Il leader carismatico ha appena concluso l’intervento di apertura ed è stato sommerso da applausi entusiastici. Particolarmente calorosa l’accoglienza nei settori occupati dagli esponenti del movimento giovanile di questa forza tradizionale che oggi siede nel governo del Paese. L’appuntamento congressuale era molto atteso per le novità che portava in grembo; pochi, tuttavia, anche fra i sodali del numero uno, si attendevano parole di simile determinazione, lucidità, concretezza. Un discorso breve e chiaro: «Ci assumiamo l’impegno a ridurre del 30%, entro il 2020, le nostre emissioni di gas serra. E per il 2050 dovremo tagliare l’equivalente del 100% del nostro contributo all’inquinamento che sta sconvolgendo il clima e la vita sulla Terra». Battimano fragorosi e cori di giubilo.

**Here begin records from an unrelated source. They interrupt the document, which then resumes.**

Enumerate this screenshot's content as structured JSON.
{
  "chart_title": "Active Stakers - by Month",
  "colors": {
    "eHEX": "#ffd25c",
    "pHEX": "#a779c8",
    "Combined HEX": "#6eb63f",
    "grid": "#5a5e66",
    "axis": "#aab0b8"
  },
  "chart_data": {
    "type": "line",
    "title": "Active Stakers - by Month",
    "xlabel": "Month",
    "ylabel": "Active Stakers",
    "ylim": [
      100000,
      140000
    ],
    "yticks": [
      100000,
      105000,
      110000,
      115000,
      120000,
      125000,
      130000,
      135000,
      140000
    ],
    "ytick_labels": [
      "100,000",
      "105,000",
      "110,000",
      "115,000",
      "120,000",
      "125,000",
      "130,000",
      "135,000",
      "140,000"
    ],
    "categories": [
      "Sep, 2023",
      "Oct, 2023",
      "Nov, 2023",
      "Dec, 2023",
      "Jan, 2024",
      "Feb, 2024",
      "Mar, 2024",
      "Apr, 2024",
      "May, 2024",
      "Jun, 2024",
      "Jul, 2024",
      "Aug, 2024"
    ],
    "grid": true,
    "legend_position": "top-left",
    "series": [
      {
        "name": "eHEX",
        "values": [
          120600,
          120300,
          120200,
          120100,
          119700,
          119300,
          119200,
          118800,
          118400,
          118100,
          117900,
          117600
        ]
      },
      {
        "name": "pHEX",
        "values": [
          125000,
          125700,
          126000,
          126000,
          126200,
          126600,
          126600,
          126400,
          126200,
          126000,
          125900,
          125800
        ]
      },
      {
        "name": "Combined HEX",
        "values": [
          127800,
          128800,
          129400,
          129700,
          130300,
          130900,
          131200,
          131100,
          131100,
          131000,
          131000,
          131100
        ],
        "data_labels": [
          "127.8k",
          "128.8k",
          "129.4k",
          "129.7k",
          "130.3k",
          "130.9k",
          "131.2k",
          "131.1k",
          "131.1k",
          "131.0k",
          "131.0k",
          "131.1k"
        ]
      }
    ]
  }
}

L’emergenza ecologica è stata il filo conduttore della giornata di apertura del congresso nazionale e resterà il tema di fondo dell’assise politica di questa forza che ha le radici nella storia del movimento operaio. Insomma, Al Gore, presidente americano defraudato, non è solo in questa visione dell’ordine delle priorità.

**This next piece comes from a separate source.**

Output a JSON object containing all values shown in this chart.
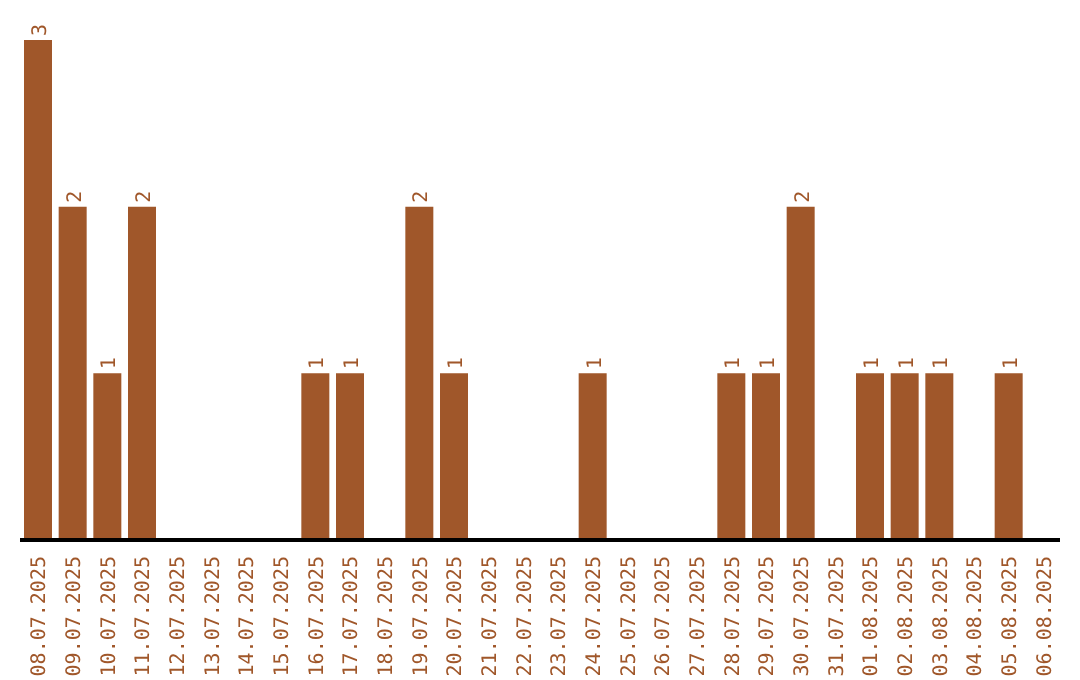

Gli alleati di governo plaudono. Sorridono i sindacati, ma anche i rappresentanti degli industriali («è fondamentale avere obiettivi precisi per mettere in atto i processi di conversione e adeguamento», dice uno di loro). Idem, ovviamente, le organizzazioni ambientaliste, con l’eccezione di chi non si fida troppo dei politici e invita il leader a precisare come si intenda operare il taglio delle emissioni. Si teme che il grosso dell’operazione sia solo «nominale», derivante da acquisti nel mercato internazionale delle quote di inquinamento; gli ecologisti chiedono, al contrario, che la riduzione sia frutto di interventi strutturali sull’industria, sull’energia, sui trasporti, sulla mobilità, sull’edilizia. A tarda sera, smaltita la sbornia degli applausi, il capo in persona rassicura gli scettici: nessuna intenzione di cavarcela aprendo il portafogli alla Borsa mondiale dei gas serra, massima risolutezza nell’introdurre anche correttivi radicali nella nostra società.

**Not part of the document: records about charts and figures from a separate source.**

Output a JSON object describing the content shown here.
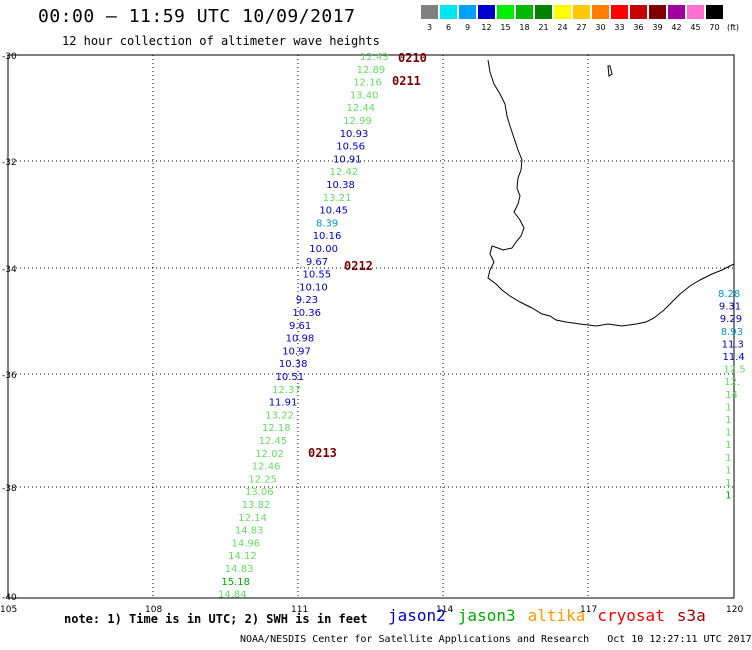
{
  "title": "00:00 — 11:59 UTC 10/09/2017",
  "subtitle": "12 hour collection of altimeter wave heights",
  "colorbar": {
    "unit": "(ft)",
    "bins": [
      {
        "label": "3",
        "color": "#808080"
      },
      {
        "label": "6",
        "color": "#00e5ee"
      },
      {
        "label": "9",
        "color": "#00a0ff"
      },
      {
        "label": "12",
        "color": "#0000cc"
      },
      {
        "label": "15",
        "color": "#00ee00"
      },
      {
        "label": "18",
        "color": "#00b800"
      },
      {
        "label": "21",
        "color": "#008000"
      },
      {
        "label": "24",
        "color": "#ffff00"
      },
      {
        "label": "27",
        "color": "#ffc800"
      },
      {
        "label": "30",
        "color": "#ff8000"
      },
      {
        "label": "33",
        "color": "#ff0000"
      },
      {
        "label": "36",
        "color": "#c80000"
      },
      {
        "label": "39",
        "color": "#800000"
      },
      {
        "label": "42",
        "color": "#a000a0"
      },
      {
        "label": "45",
        "color": "#ff70d0"
      },
      {
        "label": "70",
        "color": "#000000"
      }
    ]
  },
  "axes": {
    "lat_labels": [
      "-30",
      "-32",
      "-34",
      "-36",
      "-38",
      "-40"
    ],
    "lon_labels": [
      "105",
      "108",
      "111",
      "114",
      "117",
      "120"
    ]
  },
  "pass_labels": [
    "0210",
    "0211",
    "0212",
    "0213"
  ],
  "track_main": [
    {
      "v": "12.43",
      "c": "#66dd66"
    },
    {
      "v": "12.89",
      "c": "#66dd66"
    },
    {
      "v": "12.16",
      "c": "#66dd66"
    },
    {
      "v": "13.40",
      "c": "#66dd66"
    },
    {
      "v": "12.44",
      "c": "#66dd66"
    },
    {
      "v": "12.99",
      "c": "#66dd66"
    },
    {
      "v": "10.93",
      "c": "#0000cc"
    },
    {
      "v": "10.56",
      "c": "#0000cc"
    },
    {
      "v": "10.91",
      "c": "#0000cc"
    },
    {
      "v": "12.42",
      "c": "#66dd66"
    },
    {
      "v": "10.38",
      "c": "#0000cc"
    },
    {
      "v": "13.21",
      "c": "#66dd66"
    },
    {
      "v": "10.45",
      "c": "#0000cc"
    },
    {
      "v": "8.39",
      "c": "#0099cc"
    },
    {
      "v": "10.16",
      "c": "#0000cc"
    },
    {
      "v": "10.00",
      "c": "#0000cc"
    },
    {
      "v": "9.67",
      "c": "#0000cc"
    },
    {
      "v": "10.55",
      "c": "#0000cc"
    },
    {
      "v": "10.10",
      "c": "#0000cc"
    },
    {
      "v": "9.23",
      "c": "#0000cc"
    },
    {
      "v": "10.36",
      "c": "#0000cc"
    },
    {
      "v": "9.61",
      "c": "#0000cc"
    },
    {
      "v": "10.98",
      "c": "#0000cc"
    },
    {
      "v": "10.97",
      "c": "#0000cc"
    },
    {
      "v": "10.38",
      "c": "#0000cc"
    },
    {
      "v": "10.51",
      "c": "#0000cc"
    },
    {
      "v": "12.37",
      "c": "#66dd66"
    },
    {
      "v": "11.91",
      "c": "#0000cc"
    },
    {
      "v": "13.22",
      "c": "#66dd66"
    },
    {
      "v": "12.18",
      "c": "#66dd66"
    },
    {
      "v": "12.45",
      "c": "#66dd66"
    },
    {
      "v": "12.02",
      "c": "#66dd66"
    },
    {
      "v": "12.46",
      "c": "#66dd66"
    },
    {
      "v": "12.25",
      "c": "#66dd66"
    },
    {
      "v": "13.06",
      "c": "#66dd66"
    },
    {
      "v": "13.82",
      "c": "#66dd66"
    },
    {
      "v": "12.14",
      "c": "#66dd66"
    },
    {
      "v": "14.83",
      "c": "#66dd66"
    },
    {
      "v": "14.96",
      "c": "#66dd66"
    },
    {
      "v": "14.12",
      "c": "#66dd66"
    },
    {
      "v": "14.83",
      "c": "#66dd66"
    },
    {
      "v": "15.18",
      "c": "#00aa00"
    },
    {
      "v": "14.84",
      "c": "#66dd66"
    }
  ],
  "track_right": [
    {
      "v": "8.28",
      "c": "#0099cc"
    },
    {
      "v": "9.31",
      "c": "#0000cc"
    },
    {
      "v": "9.29",
      "c": "#0000cc"
    },
    {
      "v": "8.93",
      "c": "#0099cc"
    },
    {
      "v": "11.3",
      "c": "#0000cc"
    },
    {
      "v": "11.4",
      "c": "#0000cc"
    },
    {
      "v": "12.5",
      "c": "#66dd66"
    },
    {
      "v": "12.",
      "c": "#66dd66"
    },
    {
      "v": "14",
      "c": "#66dd66"
    },
    {
      "v": "1",
      "c": "#66dd66"
    },
    {
      "v": "1",
      "c": "#66dd66"
    },
    {
      "v": "1",
      "c": "#66dd66"
    },
    {
      "v": "1",
      "c": "#66dd66"
    },
    {
      "v": "1",
      "c": "#66dd66"
    },
    {
      "v": "1",
      "c": "#66dd66"
    },
    {
      "v": "1",
      "c": "#66dd66"
    },
    {
      "v": "1",
      "c": "#00aa00"
    }
  ],
  "footer": {
    "note": "note: 1) Time is in UTC; 2) SWH is in feet",
    "credit": "NOAA/NESDIS Center for Satellite Applications and Research",
    "timestamp": "Oct 10 12:27:11 UTC 2017"
  },
  "legend": [
    {
      "name": "jason2",
      "color": "#0000cc"
    },
    {
      "name": "jason3",
      "color": "#00aa00"
    },
    {
      "name": "altika",
      "color": "#ff9900"
    },
    {
      "name": "cryosat",
      "color": "#ff0000"
    },
    {
      "name": "s3a",
      "color": "#990000"
    }
  ]
}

Una risposta prevedibile (quanto credibile, si vedrà), venuta da un leader che poco prima si era accalorato per spiegare ai delegati che «l’incubo da combattere per i nostri padri politici era il rischio nucleare, l’equilibrio del terrore con i suoi possibili esiti letali; per la nostra generazione quell’incubo è la crisi ecologica che mette in pericolo la vita sul pianeta».
Mentre quella platea si surriscaldava all’idea di raffreddare l’atmosfera terrestre, altrove un altro leader della principale formazione nazionale della sinistra srotolava i fogli del suo sterminato discorso. A un paio di migliaio di chilometri di distanza da Oslo, Piero Fassino intratteneva per un paio d’ore la platea fiorentina dell’ultimo congresso dei Ds. Un un intervento denso di frasi pregnanti, destinate a scolpire gli annali dell’umanità. Tipo: «Il futuro nostro e dei nostri figli dipende da noi, dalla storia che sapremo narrare, ma soprattutto dalla storia che sapremo scrivere». Oppure: «E che al Partito democratico deve essere finalizzata ogni nostra iniziativa, a partire dalla prossima stagione delle Feste de L’Unità che dovranno essere le “Feste della doppia U: Unità e Ulivo”».
L’intervento, fitto di riferimenti seri al raccapricciante dibattito politico del cortile italiano e alla sua paludosa classe dirigente che replica se stessa (fumose analisi del quadro partitico, alchimie dell’ennesima riforma elettorale e altre manovre di piccolo cabotaggio), ha riservato circa dieci righe (una trentina di secondi) alla questione ecologica, sorvolando naturalmente sui suoi riflessi economici e sociali.
Sorge spontanea una domanda: sarà anche per questo che il partito laburista norvegese di Jens Stoltenberg veleggia al 33% dei consensi e i Ds in via di scioglimento di Piero Fassino ne raggiungono a malapena la metà?